I think the error is happening at a low level in Lucee as it is trying to clean up the thread, and it causes the request to not be taken well by your AJP connector. The error message in question about illegal thread state happens when you try to start the same thread in Java twice. Here is the code in the core of Lucee:

https://github.com/lucee/Lucee/blob/5.3.1/core/src/main/java/lucee/runtime/CFMLFactoryImpl.java#L205

What is happening here is Lucee is setting up a task to run after the main thread completes that will release the page context, however the spooler thread is already started. The only cause of this that I can imagine is that two ColdFusion threads at the same time have shared the same page context and are both attempting to start the same spooler thread. I have a feeling this is a Lucee bug and probably brought about by two Ajax calls perhaps that fire simultaneously. It’s also possible that some code inside the debugging spins off a thread which is sharing a page context.

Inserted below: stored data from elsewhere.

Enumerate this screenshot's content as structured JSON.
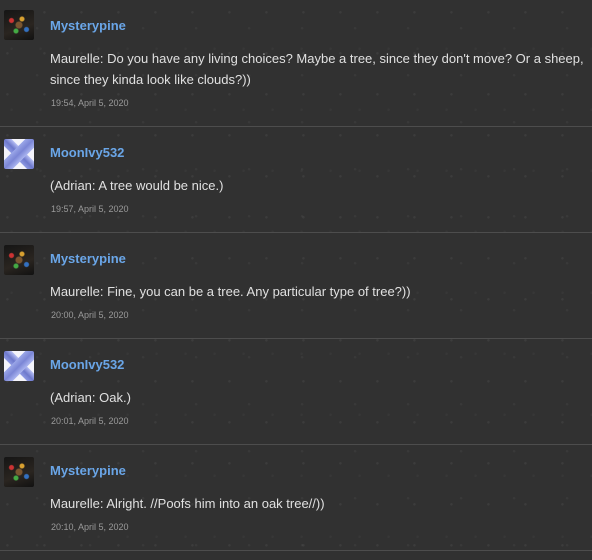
{
  "posts": [
    {
      "username": "Mysterypine",
      "avatar": "mysterypine-avatar",
      "message": "Maurelle: Do you have any living choices? Maybe a tree, since they don't move? Or a sheep, since they kinda look like clouds?))",
      "time": "19:54, April 5, 2020"
    },
    {
      "username": "MoonIvy532",
      "avatar": "moonivy532-avatar",
      "message": "(Adrian: A tree would be nice.)",
      "time": "19:57, April 5, 2020"
    },
    {
      "username": "Mysterypine",
      "avatar": "mysterypine-avatar",
      "message": "Maurelle: Fine, you can be a tree. Any particular type of tree?))",
      "time": "20:00, April 5, 2020"
    },
    {
      "username": "MoonIvy532",
      "avatar": "moonivy532-avatar",
      "message": "(Adrian: Oak.)",
      "time": "20:01, April 5, 2020"
    },
    {
      "username": "Mysterypine",
      "avatar": "mysterypine-avatar",
      "message": "Maurelle: Alright. //Poofs him into an oak tree//))",
      "time": "20:10, April 5, 2020"
    }
  ]
}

Can you do some research, with FusionReactor or similar to see what requests (and cfthreads if possible) are firing at the time of the error? Also have you enabled any of the special Lucee settings that run web requests inside of a separate thread? If I get a chance, I will ask Micha about this here at CFCamp since he is likely to know more about the Lucee code which is executing.

Thanks Brad. I agree with your assessment. Unfortunately, I do not have FusionReactor. Re: special Lucee settings - no. The only non-stock settings in Lucee are to “preserver key case” in structs, JEE sessions and enabling “smart white space management”. That’s it. I’ll be interested in what Micha has to say as I do see others having the same or similar issues with no apparent redress.

I showed Micha the error tonight in the bar on my phone. He asked to enter a Lucee ticket with the error so he can look at it.

All the best work is done at the bar… usually sketched out on cocktail napkins.

DONE!
https://luceeserver.atlassian.net/browse/LDEV-2072

Looks like somebody else has isolated what looks to be the issue:
https://luceeserver.atlassian.net/browse/LDEV-2077

This looks to have been fixed in Lucee 5.3.1.91 and 5.3.2.14. See for details
https://luceeserver.atlassian.net/browse/LDEV-2077